Tradition Five and Any Lengths
This month we read Tradition Five that states “Each group has but one primary purpose—to carry its message to the alcoholic who still suffers.” All of the Traditions are important but certain ones, as Tradition Five, gets to the very core of what we must do in order to stay sober. It is that paradox that in order to keep the gift of sobriety, we must give it away.
As we were discussing Tradition Five, someone brought up the topic of going to “any lengths” to stay sober. The connection to the tradition is that if you are fortunate enough to receive the message of the group, then what? What lengths must you go to? Are you willing to go to any length in order to stay sober and be able to carry the message? There are really two parts to this. The first: what lengths do you take to maintain your sobriety; and the second: is carrying the message a part of this?
First, I believe what we are willing to do to stay sober changes as we grow in recovery. For example, in the very beginning I did almost 180 meetings in 90 days, and I got a sponsor and began working the steps. Once I became a bit more comfortable I helped set up for meetings. I began to share more at meetings. I signed up to chair meetings. I was blessed with my first sponsee. I helped organize and begin a new women’s meeting. None of these are unusual. As a matter of fact, they are fairly common to those who want sobriety as much as I did. If it weren’t for Tradition Five and the outpouring of care and love from the Fellowship, I could have done none of these.
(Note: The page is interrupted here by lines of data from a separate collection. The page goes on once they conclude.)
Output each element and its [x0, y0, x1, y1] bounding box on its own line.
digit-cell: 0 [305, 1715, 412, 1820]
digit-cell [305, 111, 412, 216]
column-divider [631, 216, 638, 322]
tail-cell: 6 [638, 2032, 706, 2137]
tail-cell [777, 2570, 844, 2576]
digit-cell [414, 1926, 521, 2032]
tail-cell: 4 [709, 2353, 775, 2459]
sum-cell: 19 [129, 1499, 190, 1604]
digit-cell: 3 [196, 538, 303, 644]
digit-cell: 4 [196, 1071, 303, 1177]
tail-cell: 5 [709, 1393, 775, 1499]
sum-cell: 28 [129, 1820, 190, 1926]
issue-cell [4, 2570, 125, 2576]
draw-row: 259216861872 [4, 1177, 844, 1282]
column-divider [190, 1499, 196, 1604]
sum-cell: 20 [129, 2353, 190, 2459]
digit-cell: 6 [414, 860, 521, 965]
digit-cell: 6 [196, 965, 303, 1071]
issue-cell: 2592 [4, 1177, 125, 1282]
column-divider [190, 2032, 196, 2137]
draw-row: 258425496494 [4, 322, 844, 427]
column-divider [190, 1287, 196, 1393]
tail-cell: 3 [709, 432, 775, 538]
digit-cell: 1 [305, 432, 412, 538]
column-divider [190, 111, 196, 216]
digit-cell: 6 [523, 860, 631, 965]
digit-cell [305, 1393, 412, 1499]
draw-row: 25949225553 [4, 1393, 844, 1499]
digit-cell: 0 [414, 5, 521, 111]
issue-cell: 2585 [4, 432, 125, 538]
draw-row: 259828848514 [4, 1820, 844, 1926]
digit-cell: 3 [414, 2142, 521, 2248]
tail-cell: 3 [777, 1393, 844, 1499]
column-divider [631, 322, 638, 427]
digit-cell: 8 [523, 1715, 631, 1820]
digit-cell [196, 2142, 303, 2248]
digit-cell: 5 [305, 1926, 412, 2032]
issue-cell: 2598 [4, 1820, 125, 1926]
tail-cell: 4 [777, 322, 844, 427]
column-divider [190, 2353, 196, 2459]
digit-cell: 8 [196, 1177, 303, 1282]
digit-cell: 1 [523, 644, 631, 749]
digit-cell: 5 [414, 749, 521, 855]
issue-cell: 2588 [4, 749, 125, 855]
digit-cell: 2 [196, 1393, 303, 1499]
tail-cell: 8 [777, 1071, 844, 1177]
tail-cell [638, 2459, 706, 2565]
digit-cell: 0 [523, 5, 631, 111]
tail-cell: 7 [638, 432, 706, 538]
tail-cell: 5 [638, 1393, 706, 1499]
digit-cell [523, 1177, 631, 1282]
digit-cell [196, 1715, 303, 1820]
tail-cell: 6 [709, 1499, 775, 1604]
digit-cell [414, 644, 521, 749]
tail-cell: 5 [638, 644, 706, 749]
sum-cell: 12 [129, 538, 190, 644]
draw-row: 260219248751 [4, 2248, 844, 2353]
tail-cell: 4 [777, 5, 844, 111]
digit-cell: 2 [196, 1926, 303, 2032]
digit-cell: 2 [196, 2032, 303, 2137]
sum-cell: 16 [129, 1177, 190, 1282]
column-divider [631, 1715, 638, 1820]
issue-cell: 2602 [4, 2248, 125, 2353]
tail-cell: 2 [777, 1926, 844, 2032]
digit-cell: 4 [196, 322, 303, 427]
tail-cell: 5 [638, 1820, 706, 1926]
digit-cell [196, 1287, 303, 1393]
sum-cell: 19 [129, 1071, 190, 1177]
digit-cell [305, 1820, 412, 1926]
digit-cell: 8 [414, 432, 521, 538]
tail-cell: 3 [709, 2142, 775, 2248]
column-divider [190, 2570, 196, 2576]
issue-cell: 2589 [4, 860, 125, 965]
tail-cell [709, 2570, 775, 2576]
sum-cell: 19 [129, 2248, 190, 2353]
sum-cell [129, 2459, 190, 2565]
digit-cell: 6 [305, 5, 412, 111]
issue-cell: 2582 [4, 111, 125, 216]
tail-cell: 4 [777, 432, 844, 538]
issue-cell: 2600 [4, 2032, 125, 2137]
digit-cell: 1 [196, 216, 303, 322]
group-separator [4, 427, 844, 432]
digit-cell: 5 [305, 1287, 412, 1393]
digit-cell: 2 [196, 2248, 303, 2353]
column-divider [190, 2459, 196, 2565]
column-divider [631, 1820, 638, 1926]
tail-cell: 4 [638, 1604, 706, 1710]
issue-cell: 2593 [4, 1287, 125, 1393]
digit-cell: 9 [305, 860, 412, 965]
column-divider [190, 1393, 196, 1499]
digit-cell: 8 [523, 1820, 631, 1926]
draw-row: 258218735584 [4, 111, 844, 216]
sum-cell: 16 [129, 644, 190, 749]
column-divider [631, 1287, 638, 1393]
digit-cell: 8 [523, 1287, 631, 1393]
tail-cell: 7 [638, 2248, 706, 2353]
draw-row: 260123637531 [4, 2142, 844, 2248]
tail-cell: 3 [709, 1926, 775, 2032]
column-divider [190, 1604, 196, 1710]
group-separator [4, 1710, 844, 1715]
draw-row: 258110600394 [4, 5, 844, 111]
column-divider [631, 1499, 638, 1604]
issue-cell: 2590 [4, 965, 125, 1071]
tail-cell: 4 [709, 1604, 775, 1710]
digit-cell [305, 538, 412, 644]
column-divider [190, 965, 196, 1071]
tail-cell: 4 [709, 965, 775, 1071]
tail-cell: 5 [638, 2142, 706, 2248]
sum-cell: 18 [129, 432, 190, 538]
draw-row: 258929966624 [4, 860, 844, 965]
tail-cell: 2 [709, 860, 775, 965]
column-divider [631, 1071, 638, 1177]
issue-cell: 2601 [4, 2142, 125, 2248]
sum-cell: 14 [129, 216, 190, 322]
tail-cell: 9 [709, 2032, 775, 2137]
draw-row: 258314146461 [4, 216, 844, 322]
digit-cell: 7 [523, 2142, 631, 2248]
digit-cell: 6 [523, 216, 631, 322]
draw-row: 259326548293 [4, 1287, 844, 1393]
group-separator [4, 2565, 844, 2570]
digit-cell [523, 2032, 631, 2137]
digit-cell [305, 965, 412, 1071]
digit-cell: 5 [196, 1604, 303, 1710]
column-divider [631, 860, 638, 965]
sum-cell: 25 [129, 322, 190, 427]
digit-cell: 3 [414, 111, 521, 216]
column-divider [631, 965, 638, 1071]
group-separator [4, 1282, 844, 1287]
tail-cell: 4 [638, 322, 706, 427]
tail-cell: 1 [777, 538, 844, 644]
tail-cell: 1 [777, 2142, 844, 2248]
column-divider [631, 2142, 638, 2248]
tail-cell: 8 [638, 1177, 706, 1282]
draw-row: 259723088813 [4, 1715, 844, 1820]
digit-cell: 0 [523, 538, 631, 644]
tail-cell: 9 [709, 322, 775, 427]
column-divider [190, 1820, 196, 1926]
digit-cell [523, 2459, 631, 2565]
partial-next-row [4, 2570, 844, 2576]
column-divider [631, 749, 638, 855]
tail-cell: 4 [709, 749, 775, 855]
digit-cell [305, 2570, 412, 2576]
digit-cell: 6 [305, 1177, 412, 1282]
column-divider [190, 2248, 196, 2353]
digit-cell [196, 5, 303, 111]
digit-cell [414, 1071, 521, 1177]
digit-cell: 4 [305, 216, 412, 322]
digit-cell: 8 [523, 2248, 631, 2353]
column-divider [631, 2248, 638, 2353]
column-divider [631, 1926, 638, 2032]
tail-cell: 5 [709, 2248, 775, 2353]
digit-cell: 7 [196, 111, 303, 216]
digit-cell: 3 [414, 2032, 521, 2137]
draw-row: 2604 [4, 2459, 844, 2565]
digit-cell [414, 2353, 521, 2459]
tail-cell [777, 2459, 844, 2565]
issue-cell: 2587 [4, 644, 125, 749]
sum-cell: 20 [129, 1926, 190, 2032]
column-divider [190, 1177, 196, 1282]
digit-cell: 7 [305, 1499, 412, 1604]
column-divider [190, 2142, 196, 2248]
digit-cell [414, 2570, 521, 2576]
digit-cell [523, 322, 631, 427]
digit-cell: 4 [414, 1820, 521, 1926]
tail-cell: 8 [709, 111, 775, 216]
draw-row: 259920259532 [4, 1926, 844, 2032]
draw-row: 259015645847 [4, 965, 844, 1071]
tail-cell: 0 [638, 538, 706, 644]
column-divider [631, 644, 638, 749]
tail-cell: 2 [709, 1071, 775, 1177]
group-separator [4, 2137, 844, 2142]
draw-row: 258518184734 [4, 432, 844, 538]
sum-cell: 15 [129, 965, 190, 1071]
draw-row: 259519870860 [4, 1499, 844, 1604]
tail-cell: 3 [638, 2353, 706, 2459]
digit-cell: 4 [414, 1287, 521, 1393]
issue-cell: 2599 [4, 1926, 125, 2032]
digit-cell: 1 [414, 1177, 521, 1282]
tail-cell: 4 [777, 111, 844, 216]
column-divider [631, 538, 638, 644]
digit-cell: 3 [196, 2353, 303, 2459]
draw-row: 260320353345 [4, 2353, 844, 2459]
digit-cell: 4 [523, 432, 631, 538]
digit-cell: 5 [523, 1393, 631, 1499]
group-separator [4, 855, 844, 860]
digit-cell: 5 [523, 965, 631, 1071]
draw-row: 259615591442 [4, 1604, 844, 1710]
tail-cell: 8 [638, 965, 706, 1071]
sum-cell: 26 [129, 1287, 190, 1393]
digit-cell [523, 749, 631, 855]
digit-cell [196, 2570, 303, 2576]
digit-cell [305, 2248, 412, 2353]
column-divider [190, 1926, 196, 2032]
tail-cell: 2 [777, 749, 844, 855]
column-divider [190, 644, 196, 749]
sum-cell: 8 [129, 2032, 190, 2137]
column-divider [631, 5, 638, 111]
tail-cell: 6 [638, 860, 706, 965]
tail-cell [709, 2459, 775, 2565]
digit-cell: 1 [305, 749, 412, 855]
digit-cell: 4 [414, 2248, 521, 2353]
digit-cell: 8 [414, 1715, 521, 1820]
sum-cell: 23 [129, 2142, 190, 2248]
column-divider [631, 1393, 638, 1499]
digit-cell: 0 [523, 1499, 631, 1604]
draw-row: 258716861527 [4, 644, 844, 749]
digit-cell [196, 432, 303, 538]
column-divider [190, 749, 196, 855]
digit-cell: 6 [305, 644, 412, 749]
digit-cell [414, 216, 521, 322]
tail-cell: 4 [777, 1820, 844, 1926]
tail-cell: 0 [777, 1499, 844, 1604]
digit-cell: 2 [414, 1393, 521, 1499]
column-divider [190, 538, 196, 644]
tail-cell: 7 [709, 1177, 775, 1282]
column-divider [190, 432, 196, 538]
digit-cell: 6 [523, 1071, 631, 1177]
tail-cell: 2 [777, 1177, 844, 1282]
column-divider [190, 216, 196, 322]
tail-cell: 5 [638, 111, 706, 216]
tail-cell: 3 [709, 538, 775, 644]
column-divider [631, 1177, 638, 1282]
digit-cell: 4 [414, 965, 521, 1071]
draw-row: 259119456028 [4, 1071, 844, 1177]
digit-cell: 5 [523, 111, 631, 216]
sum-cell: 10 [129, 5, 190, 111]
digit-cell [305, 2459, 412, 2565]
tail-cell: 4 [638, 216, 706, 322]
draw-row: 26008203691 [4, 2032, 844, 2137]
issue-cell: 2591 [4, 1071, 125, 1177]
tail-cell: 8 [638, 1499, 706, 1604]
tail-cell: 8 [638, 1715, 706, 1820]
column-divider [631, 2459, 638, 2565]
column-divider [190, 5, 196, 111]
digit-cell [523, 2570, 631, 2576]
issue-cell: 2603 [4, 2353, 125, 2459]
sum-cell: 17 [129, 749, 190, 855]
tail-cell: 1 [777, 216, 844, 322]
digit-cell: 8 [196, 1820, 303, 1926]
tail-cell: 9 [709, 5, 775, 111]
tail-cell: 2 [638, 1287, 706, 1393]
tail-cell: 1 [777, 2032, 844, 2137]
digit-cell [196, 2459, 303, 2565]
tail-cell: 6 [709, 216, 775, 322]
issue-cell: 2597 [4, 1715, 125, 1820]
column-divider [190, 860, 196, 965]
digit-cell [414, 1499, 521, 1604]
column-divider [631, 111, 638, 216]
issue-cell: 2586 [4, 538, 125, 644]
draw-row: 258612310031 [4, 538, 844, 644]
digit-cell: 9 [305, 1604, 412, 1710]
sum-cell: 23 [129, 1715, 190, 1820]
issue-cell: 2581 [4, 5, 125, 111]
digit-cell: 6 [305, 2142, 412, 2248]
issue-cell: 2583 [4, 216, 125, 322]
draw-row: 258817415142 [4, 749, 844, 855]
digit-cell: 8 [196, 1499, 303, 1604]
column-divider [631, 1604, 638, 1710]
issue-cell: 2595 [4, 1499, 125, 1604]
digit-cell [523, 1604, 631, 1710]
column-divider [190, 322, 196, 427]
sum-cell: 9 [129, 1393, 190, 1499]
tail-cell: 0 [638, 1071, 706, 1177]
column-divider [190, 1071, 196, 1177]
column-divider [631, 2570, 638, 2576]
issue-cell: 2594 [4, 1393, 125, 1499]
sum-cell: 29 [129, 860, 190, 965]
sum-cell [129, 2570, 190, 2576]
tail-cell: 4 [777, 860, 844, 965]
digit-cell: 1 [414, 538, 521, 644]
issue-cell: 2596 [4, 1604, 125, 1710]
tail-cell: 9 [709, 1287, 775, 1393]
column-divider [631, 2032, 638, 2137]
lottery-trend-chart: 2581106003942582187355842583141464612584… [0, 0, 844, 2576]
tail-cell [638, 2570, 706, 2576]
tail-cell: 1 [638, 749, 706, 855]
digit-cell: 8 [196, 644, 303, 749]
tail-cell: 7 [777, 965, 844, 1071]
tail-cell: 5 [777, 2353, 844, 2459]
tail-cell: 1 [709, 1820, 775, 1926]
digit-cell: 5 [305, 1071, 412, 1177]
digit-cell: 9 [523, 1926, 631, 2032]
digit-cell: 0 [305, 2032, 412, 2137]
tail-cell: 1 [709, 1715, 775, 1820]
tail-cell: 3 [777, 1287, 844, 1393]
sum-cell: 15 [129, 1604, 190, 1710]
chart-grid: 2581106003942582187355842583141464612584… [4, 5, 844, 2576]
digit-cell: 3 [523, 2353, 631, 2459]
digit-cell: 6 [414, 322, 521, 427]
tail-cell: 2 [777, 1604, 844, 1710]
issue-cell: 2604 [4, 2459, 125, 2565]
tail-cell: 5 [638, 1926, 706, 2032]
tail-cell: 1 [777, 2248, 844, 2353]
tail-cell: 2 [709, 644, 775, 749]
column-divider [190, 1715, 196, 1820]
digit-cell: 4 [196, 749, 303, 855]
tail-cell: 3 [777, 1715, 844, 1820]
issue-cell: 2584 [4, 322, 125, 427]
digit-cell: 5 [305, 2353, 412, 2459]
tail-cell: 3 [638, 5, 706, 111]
Second, if the group is to carry the message and as part of the group we go to “any lengths” for our own sobriety, shouldn’t “any lengths” include going outside of our comfort zone to help others? If you believe as I do that “any lengths” changes as you continue the road of sobriety, what are you doing different today? If you go to the same meetings all of the time, talk to the same people, listen to the same people, and know too much about these people, then maybe it is time to move on. There is nothing wrong with this, of course, but there are so many men and women out there who have found the group but need more than that. They need sponsorship and they need to hear your experience, strength and hope!
Let me explain based on my own recent experience and let me begin at the time when someone shared what “any lengths” were to her. As I mentioned earlier in this article, I started to think about “any lengths” for me and how it had changed. But I was also rather “stuck” even though I continue to do what I need to do to stay sober.
At a meeting later on in the week, a woman very active in the fellowship, invited anyone interested to attend a meeting she chaired in a very different part of the city. She said that it was important for these women to have women with sobriety attend the meeting so that they could see that AA does works. I decided to go to the meeting and understood why she had extended the invitation. There were probably about 12 young women at the meeting. They lived in half-way houses or shelters and were at the meeting because they were mandated to go. Most of them had children who were in foster care. They were alcoholics and drug addicts. They had prison experience. Certainly it is not unusual for anyone in recovery to have this type of background but this was not one person, this was ALL of them.
This is the part that bothered me most. These women were sober. Most of them had been sober for months but only about 10 out of the 12 had a sponsor or had even started the steps. If alcohol (drugs) is but a symptom, and we have a sponsor and go to meetings and work the steps to stay sober, these ladies don’t have much of a chance. They are abstaining because of the closed environment in which they live; not because they have found the solution. Yes, they read the Big Book at the meeting and share but we all know there is much more than that! Needless to say, I am making that meeting a regular one for me and sponsoring one of the women who has been sober already for one year! (And has no idea of what the Steps are.)
Going to this meeting and accepting this woman as a sponsee has taken me out of myself and has been the “any length” that I needed. It’s not difficult. It is not anything terribly commendable. It is just living the program and giving back what was given so freely to me. Find the half-way houses or shelters that offer recovery meetings and go. You don’t have to sponsor. Just be there to share your message. Find out how you can share the message in rehab centers and women’s correction facilities. This is how we stay sober. We have to give it away and we have to go to “any lengths”. I encourage you to find your next “length”. May it inspire in you the same gratitude to God I feel for the gift of sobriety and the opportunity to share the message.
Namaste’. May you walk your journey in peace and harmony.